こんなに辛く重苦しい気持ちになったのは久しぶり。
どこでボタンをかけ間違えたのだろうか。
大人の都合で勝手に下働きに出させられ、挙げ句に色街に売り飛ばされそうにもなって。
けれど味方となってくれる大人たちが現れて良い方向へと導いてくれた。それは泣きたくなる程嬉しいことで、今度こそ救われると思った。
それなのに。
守ってくれる身内が皆無の状況で、幼い頃から常に周囲の目を気にしなくてはならず、理不尽な仕打ちにも耐え思ったことを告げることも禁じられていた。
大人にさえなればきっと、と思っていたのに大人になればなったで新たな障害が待ち受けていた。
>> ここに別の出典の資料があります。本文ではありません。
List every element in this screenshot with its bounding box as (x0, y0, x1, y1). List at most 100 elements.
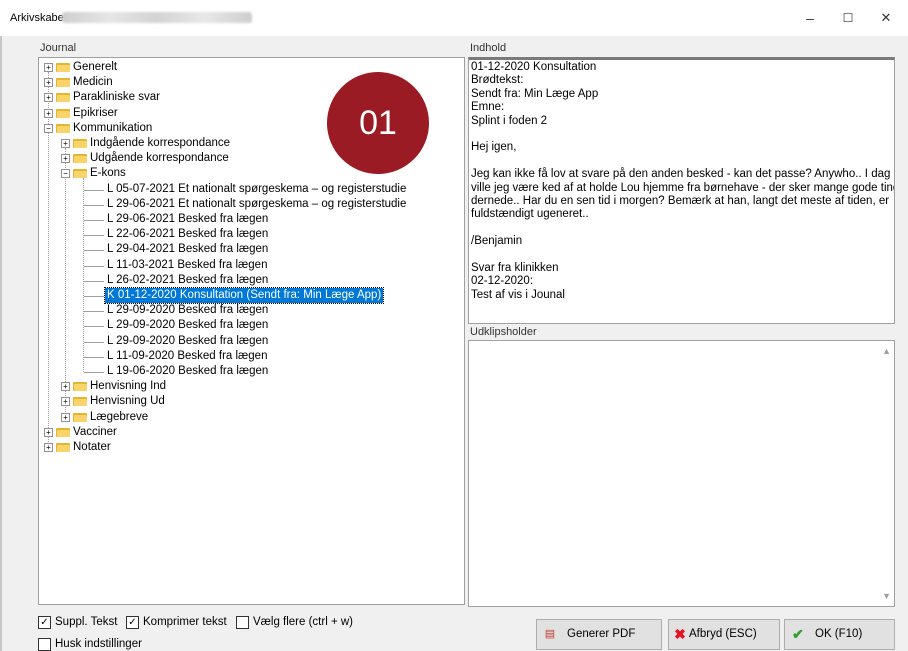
tree-item[interactable]: L 29-09-2020 Besked fra lægen (107, 318, 268, 333)
folder-icon (73, 381, 87, 392)
husk-indstillinger-label: Husk indstillinger (55, 638, 142, 650)
scroll-down-arrow-icon[interactable]: ▼ (882, 591, 891, 601)
suppl-tekst-checkbox[interactable]: ✓ Suppl. Tekst (38, 615, 138, 629)
maximize-button[interactable]: ☐ (828, 6, 868, 30)
expand-icon[interactable]: + (61, 139, 70, 148)
tree-leaf-connector (84, 326, 104, 328)
expand-icon[interactable]: + (44, 443, 53, 452)
tree-item[interactable]: L 26-02-2021 Besked fra lægen (107, 273, 268, 288)
tree-folder-label[interactable]: Parakliniske svar (73, 90, 160, 105)
tree-leaf-connector (84, 189, 104, 191)
expand-icon[interactable]: + (44, 63, 53, 72)
tree-item[interactable]: L 29-09-2020 Besked fra lægen (107, 334, 268, 349)
tree-leaf-connector (84, 341, 104, 343)
expand-icon[interactable]: + (61, 412, 70, 422)
tree-leaf-connector (84, 280, 104, 282)
folder-icon (56, 108, 70, 118)
folder-icon (73, 168, 87, 179)
close-button[interactable]: ✕ (866, 6, 906, 30)
tree-folder-label[interactable]: Generelt (73, 60, 117, 75)
tree-folder-label[interactable]: Lægebreve (90, 410, 148, 425)
tree-connector-level1 (65, 148, 66, 418)
folder-icon (56, 92, 70, 103)
journal-label: Journal (38, 42, 79, 54)
generer-pdf-button[interactable]: ▤ Generer PDF (536, 619, 662, 650)
tree-item[interactable]: L 29-06-2021 Et nationalt spørgeskema – … (107, 197, 406, 212)
tree-folder-label[interactable]: Kommunikation (73, 121, 152, 136)
tree-connector-level2 (83, 178, 84, 372)
suppl-tekst-check-icon[interactable]: ✓ (38, 616, 51, 629)
vaelg-flere-checkbox[interactable]: Vælg flere (ctrl + w) (236, 615, 366, 629)
scroll-up-arrow-icon[interactable]: ▲ (882, 346, 891, 356)
folder-icon (56, 62, 70, 72)
content-line: Jeg kan ikke få lov at svare på den ande… (471, 168, 891, 181)
tree-folder-label[interactable]: Indgående korrespondance (90, 136, 230, 151)
pdf-icon: ▤ (544, 628, 556, 640)
tree-leaf-connector (84, 220, 104, 221)
content-line: 01-12-2020 Konsultation (471, 61, 597, 73)
collapse-icon[interactable]: − (61, 169, 70, 179)
tree-leaf-connector (84, 250, 104, 252)
expand-icon[interactable]: + (61, 397, 70, 407)
husk-indstillinger-checkbox[interactable]: Husk indstillinger (38, 637, 158, 651)
expand-icon[interactable]: + (44, 427, 53, 437)
tree-folder-label[interactable]: Henvisning Ind (90, 379, 166, 394)
red-x-icon: ✖ (674, 626, 686, 642)
afbryd-button[interactable]: ✖ Afbryd (ESC) (668, 619, 780, 650)
afbryd-label: Afbryd (ESC) (689, 628, 757, 640)
folder-icon (56, 427, 70, 437)
tree-item[interactable]: L 29-09-2020 Besked fra lægen (107, 303, 268, 318)
ok-button[interactable]: ✔ OK (F10) (784, 619, 895, 650)
expand-icon[interactable]: + (61, 154, 70, 164)
tree-item[interactable]: L 05-07-2021 Et nationalt spørgeskema – … (107, 182, 406, 197)
folder-icon (73, 412, 87, 422)
content-line: fuldstændigt ugeneret.. (471, 208, 589, 221)
green-check-icon: ✔ (792, 626, 804, 642)
tree-item[interactable]: L 11-09-2020 Besked fra lægen (107, 349, 267, 364)
tree-item[interactable]: L 29-04-2021 Besked fra lægen (107, 242, 268, 257)
tree-folder-label[interactable]: Vacciner (73, 425, 117, 440)
redacted-patient-name (62, 12, 252, 23)
tree-item[interactable]: L 29-06-2021 Besked fra lægen (107, 212, 268, 227)
tree-leaf-connector (84, 265, 104, 267)
komprimer-tekst-checkbox[interactable]: ✓ Komprimer tekst (126, 615, 236, 629)
clipboard-textarea[interactable]: ▲ ▼ (468, 340, 895, 607)
expand-icon[interactable]: + (44, 108, 53, 118)
generer-pdf-label: Generer PDF (567, 628, 636, 640)
vaelg-flere-box[interactable] (236, 616, 249, 629)
content-textbox[interactable]: 01-12-2020 Konsultation Brødtekst: Sendt f… (468, 57, 895, 324)
tree-folder-label[interactable]: Epikriser (73, 106, 118, 121)
tree-folder-label[interactable]: Notater (73, 440, 111, 455)
expand-icon[interactable]: + (61, 382, 70, 392)
expand-icon[interactable]: + (44, 93, 53, 103)
folder-icon (56, 442, 70, 452)
komprimer-tekst-check-icon[interactable]: ✓ (126, 616, 139, 629)
minimize-button[interactable]: – (790, 6, 830, 30)
tree-leaf-connector (84, 296, 104, 297)
content-line: Brødtekst: (471, 74, 524, 87)
tree-folder-label[interactable]: E-kons (90, 166, 126, 181)
ok-label: OK (F10) (815, 628, 863, 640)
content-line: Hej igen, (471, 141, 517, 154)
husk-indstillinger-box[interactable] (38, 638, 51, 651)
content-line: 02-12-2020: (471, 275, 534, 288)
content-line: ville jeg være ked af at holde Lou hjemm… (471, 181, 895, 194)
suppl-tekst-label: Suppl. Tekst (55, 616, 118, 628)
tree-folder-label[interactable]: Henvisning Ud (90, 394, 165, 409)
tree-folder-label[interactable]: Medicin (73, 75, 113, 90)
content-label: Indhold (468, 42, 509, 54)
tree-item-selected[interactable]: K 01-12-2020 Konsultation (Sendt fra: Mi… (103, 287, 385, 304)
expand-icon[interactable]: + (44, 78, 53, 88)
tree-item[interactable]: L 19-06-2020 Besked fra lægen (107, 364, 268, 379)
tree-folder-label[interactable]: Udgående korrespondance (90, 151, 229, 166)
tree-item[interactable]: L 11-03-2021 Besked fra lægen (107, 258, 267, 273)
folder-icon (73, 153, 87, 164)
folder-icon (56, 77, 70, 88)
tree-item[interactable]: L 22-06-2021 Besked fra lægen (107, 227, 268, 242)
collapse-icon[interactable]: − (44, 123, 53, 133)
folder-icon (73, 138, 87, 148)
content-line: Svar fra klinikken (471, 262, 559, 274)
tree-leaf-connector (84, 235, 104, 237)
tree-leaf-connector (84, 311, 104, 313)
tree-leaf-connector (84, 372, 104, 373)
周囲の人たちから勝手に寄りかかられ重荷を背負わされて、逃げ出すことも出来なくなる。
いったいどうすればこれら負のループから抜け出せたのか。
この世を生きる上で血の繋がりも大切だけれど、人と人を結びつける縁はもっと大切だと思えた。そして縁を呼び起こせるのは普段からの心掛けなのだと。
実の親子なのに親子として一度も対面することのなかった母と息子。けれど物事に対する誠実な姿勢が母から息子へと見事に遺伝していて、読んでいて救われた。
母には叶わなかったあれやこれやも、この芯の通った息子ならきっと叶えてくれる。息子の穏やかで光の差す未来を予感させるラストに、ほっと胸をなでおろした。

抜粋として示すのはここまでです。